During Friday's regular government press conference in Berlin, Interior Ministry spokesman Johannes Dimroth batted away Radek's criticism, saying police had managed very well so far. "The federal police are currently under extreme pressure, but extending border controls seems to be very viable, as the last few months in particular have shown," he said. "The planned increased in personnel for the federal police represents a growth that has not been seen for decades. Of course these forces are not immediately available, but everything is being done to support and reinforce the police."

Thomas de Maizière
De Maiziere is convinced the police can cope with what they've gotImage: Getty Images/AFP/A. Jocard

According to the Interior Ministry, the federal police will receive an extra 200 million euros ($217 million) this year to deal with the influx of refugees, some 159.4 million euros of which is earmarked for bolstering border controls. Another 230 million euros is also being injected into the police force to bolster security.
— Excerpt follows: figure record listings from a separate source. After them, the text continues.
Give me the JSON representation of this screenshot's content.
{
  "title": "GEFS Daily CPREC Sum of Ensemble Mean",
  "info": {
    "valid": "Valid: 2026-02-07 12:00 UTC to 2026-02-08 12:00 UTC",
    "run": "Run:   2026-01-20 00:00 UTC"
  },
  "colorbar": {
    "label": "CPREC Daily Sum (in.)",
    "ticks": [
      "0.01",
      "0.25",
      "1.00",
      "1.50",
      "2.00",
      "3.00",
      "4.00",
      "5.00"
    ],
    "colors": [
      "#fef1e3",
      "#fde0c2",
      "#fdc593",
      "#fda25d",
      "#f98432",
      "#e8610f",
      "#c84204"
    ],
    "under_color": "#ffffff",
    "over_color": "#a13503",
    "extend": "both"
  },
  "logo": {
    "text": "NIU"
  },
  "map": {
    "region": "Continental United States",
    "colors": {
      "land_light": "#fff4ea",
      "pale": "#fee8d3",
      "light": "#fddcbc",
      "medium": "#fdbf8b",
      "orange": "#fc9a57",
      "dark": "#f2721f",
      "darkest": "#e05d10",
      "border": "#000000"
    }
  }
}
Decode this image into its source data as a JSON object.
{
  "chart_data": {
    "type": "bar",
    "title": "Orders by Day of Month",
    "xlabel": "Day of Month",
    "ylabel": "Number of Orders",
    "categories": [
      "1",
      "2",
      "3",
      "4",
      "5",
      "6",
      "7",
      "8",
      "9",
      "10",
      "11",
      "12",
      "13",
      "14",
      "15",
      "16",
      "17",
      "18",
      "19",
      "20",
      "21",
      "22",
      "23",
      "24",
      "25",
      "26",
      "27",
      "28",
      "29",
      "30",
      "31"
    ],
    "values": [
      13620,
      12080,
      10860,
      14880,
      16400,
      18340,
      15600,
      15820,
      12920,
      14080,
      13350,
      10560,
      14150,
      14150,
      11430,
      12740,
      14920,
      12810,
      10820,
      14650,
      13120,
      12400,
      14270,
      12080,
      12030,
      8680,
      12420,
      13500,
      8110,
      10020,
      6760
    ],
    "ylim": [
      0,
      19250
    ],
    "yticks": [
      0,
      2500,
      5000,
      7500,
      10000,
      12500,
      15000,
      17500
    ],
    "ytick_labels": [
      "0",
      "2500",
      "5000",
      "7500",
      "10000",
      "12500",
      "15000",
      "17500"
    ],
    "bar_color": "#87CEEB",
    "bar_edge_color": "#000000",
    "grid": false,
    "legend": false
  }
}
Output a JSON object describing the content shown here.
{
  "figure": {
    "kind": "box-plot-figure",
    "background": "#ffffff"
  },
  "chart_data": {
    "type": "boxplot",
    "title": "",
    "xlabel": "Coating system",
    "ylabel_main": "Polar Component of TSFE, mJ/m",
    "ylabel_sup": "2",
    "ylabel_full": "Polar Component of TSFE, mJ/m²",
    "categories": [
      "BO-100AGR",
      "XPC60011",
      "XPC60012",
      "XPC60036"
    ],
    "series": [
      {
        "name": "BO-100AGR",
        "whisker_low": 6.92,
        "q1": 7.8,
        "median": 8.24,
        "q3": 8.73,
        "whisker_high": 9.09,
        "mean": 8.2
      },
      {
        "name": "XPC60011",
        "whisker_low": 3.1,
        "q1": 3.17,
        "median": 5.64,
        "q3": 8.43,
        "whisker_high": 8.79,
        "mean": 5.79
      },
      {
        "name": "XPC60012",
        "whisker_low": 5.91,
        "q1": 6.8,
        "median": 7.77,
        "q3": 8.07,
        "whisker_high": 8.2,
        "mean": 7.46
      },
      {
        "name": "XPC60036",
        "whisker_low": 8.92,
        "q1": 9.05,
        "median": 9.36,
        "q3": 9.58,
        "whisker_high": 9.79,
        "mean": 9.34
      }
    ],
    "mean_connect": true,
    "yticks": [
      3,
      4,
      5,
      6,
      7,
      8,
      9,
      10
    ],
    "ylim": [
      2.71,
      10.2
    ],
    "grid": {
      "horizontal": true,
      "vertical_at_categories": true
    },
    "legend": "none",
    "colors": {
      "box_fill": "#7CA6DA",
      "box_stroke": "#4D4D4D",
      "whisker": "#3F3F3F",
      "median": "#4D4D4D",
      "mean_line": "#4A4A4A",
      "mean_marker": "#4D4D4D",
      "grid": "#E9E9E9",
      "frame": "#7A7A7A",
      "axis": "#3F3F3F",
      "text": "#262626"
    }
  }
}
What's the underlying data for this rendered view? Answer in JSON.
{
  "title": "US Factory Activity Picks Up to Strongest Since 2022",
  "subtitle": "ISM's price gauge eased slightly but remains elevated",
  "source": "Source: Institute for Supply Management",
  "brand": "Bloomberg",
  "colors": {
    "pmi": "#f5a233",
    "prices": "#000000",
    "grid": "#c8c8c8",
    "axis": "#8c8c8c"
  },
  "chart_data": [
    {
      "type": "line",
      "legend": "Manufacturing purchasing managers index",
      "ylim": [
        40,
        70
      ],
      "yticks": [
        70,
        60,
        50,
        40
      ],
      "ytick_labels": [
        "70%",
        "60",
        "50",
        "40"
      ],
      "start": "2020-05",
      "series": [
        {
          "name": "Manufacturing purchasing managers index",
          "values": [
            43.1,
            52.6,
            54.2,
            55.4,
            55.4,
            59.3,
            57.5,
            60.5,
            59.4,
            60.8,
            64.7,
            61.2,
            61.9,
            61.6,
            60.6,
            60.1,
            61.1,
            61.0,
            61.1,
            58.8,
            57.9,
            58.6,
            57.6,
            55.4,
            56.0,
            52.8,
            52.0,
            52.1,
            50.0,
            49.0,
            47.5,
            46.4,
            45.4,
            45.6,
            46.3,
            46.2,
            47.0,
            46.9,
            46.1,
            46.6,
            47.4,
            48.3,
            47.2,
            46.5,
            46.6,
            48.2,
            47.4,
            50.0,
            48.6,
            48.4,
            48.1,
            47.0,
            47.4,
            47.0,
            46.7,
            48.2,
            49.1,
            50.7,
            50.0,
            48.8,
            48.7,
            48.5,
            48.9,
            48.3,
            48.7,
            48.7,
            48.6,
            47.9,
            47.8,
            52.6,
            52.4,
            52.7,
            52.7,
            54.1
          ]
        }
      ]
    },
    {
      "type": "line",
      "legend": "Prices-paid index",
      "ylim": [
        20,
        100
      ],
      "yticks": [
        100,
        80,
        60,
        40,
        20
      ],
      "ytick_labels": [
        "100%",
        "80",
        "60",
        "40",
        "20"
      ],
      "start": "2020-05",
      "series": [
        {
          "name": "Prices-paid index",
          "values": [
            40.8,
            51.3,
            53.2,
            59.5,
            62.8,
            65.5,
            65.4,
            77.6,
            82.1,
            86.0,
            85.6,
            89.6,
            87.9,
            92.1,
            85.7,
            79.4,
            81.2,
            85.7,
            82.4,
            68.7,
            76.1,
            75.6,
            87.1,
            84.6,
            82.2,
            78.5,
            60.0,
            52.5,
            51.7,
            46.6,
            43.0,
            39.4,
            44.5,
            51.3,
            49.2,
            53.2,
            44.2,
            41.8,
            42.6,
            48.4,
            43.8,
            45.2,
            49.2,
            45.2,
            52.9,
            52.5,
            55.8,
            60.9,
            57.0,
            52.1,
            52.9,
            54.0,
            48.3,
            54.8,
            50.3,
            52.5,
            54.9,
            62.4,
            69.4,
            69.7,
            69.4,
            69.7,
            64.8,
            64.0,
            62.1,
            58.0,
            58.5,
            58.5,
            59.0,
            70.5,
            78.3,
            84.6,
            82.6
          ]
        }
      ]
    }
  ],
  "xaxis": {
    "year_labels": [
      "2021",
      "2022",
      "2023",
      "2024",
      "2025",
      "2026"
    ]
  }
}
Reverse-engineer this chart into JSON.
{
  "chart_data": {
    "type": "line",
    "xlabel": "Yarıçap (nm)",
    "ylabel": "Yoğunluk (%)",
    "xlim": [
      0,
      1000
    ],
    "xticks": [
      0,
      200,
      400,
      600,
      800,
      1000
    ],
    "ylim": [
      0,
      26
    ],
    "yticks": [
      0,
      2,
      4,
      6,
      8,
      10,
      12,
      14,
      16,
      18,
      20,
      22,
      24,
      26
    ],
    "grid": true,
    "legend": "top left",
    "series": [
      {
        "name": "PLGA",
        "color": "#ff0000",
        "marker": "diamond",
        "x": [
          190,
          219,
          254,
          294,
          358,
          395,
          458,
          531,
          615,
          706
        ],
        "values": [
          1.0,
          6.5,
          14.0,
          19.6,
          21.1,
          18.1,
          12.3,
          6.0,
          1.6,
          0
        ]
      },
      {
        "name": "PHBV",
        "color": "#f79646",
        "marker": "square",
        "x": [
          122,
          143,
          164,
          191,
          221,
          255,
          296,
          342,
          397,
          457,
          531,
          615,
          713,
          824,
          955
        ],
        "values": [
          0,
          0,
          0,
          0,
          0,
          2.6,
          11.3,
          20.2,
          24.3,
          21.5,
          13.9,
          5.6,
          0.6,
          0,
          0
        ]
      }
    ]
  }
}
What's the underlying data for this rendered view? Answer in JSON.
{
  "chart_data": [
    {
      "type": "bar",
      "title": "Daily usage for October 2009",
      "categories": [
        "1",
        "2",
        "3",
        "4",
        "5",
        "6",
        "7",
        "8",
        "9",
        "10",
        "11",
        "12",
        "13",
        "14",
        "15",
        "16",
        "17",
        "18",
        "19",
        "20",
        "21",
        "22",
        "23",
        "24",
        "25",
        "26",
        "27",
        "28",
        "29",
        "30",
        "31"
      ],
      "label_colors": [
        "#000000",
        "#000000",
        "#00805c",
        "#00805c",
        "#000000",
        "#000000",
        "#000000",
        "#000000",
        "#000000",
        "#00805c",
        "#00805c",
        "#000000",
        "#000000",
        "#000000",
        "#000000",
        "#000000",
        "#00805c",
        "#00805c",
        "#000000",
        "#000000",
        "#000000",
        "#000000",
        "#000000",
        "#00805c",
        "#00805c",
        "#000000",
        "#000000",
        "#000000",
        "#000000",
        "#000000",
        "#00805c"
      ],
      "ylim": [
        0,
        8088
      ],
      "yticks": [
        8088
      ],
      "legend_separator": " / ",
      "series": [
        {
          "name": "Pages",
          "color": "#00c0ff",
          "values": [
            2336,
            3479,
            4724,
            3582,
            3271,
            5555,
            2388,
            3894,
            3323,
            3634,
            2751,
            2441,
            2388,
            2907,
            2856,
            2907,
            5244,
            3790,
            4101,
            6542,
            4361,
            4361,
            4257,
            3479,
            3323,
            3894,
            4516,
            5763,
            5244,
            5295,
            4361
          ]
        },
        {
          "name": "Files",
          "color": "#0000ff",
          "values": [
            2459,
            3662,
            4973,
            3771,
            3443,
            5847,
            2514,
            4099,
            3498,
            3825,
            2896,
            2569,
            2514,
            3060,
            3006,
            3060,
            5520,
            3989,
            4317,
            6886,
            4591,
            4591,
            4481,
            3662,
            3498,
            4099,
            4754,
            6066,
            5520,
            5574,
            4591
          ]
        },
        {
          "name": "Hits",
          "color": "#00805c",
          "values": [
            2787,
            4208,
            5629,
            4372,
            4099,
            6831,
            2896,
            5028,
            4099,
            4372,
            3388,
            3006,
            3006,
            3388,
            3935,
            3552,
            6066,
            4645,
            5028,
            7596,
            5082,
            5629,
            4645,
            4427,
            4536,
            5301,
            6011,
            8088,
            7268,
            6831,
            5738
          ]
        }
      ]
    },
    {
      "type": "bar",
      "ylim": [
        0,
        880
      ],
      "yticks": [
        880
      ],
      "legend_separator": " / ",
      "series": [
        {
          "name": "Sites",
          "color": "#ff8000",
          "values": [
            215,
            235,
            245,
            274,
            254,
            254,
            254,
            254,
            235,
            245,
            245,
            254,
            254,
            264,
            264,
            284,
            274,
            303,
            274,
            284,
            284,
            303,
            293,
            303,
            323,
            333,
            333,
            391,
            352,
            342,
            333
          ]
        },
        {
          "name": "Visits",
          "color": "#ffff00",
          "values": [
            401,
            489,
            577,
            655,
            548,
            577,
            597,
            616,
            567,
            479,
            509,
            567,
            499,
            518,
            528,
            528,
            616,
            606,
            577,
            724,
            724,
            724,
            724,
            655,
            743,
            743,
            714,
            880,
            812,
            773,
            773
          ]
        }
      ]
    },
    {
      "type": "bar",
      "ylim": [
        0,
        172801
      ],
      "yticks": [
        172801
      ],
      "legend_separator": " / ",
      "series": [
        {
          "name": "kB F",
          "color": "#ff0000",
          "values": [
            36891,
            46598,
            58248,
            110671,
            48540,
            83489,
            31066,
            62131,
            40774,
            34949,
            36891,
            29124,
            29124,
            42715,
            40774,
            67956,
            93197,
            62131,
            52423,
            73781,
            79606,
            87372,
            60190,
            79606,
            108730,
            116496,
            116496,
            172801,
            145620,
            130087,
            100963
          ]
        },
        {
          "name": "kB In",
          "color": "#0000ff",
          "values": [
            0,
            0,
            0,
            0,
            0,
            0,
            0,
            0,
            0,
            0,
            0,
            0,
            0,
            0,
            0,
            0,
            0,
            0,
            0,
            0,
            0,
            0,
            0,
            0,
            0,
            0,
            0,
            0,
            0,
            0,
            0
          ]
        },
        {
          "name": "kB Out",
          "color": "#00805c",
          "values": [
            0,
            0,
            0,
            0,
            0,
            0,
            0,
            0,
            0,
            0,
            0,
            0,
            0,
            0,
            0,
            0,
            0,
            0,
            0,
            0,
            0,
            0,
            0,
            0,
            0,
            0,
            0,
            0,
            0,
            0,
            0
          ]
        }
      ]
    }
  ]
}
"All that is nonsense, of course," Wendt said. "And that really is very annoying, that they talk like that, because those 3,000 new jobs have absolutely nothing to do with the situation on the border." Instead, Wendt said, the ministry should take on extra short-term administrative personnel to support police who interact with refugees - something the union has been calling for. "For example, with registration, searching, transport and care," he said. "At the moment police officers have to do all that." But the ministry has so far refused to consider this.

Police-government rift

There has been no small amount of tension between German politicians and police in recent weeks, not least since Ralf Jäger, interior minister of North Rhine-Westphalia, criticized the Cologne force for failing to call for "badly needed backup" during the New Year's Eve attacks at the city's main railway station.

There have also been a host of media reports about police shortfalls. A leaked police report published by "Bild" newspaper after the Cologne attacks suggested that the chief on duty at the station at the time was barely in control of events - and that he feared deaths.

That mirrored a leaked January 2015 Interior Ministry report that found that police would be unable to adequately protect themselves from gunfire from a Kalashnikov, the current favored weapon of terrorists.

Radek has been a longtime critic of the Interior Ministry's police budgeting, especially under de Maiziere. "For years, we have been skimped to death so that Germany could balance its budget. Minister de Maiziere was blind and deaf to the condition of the federal police force," he told "Der Spiegel" magazine.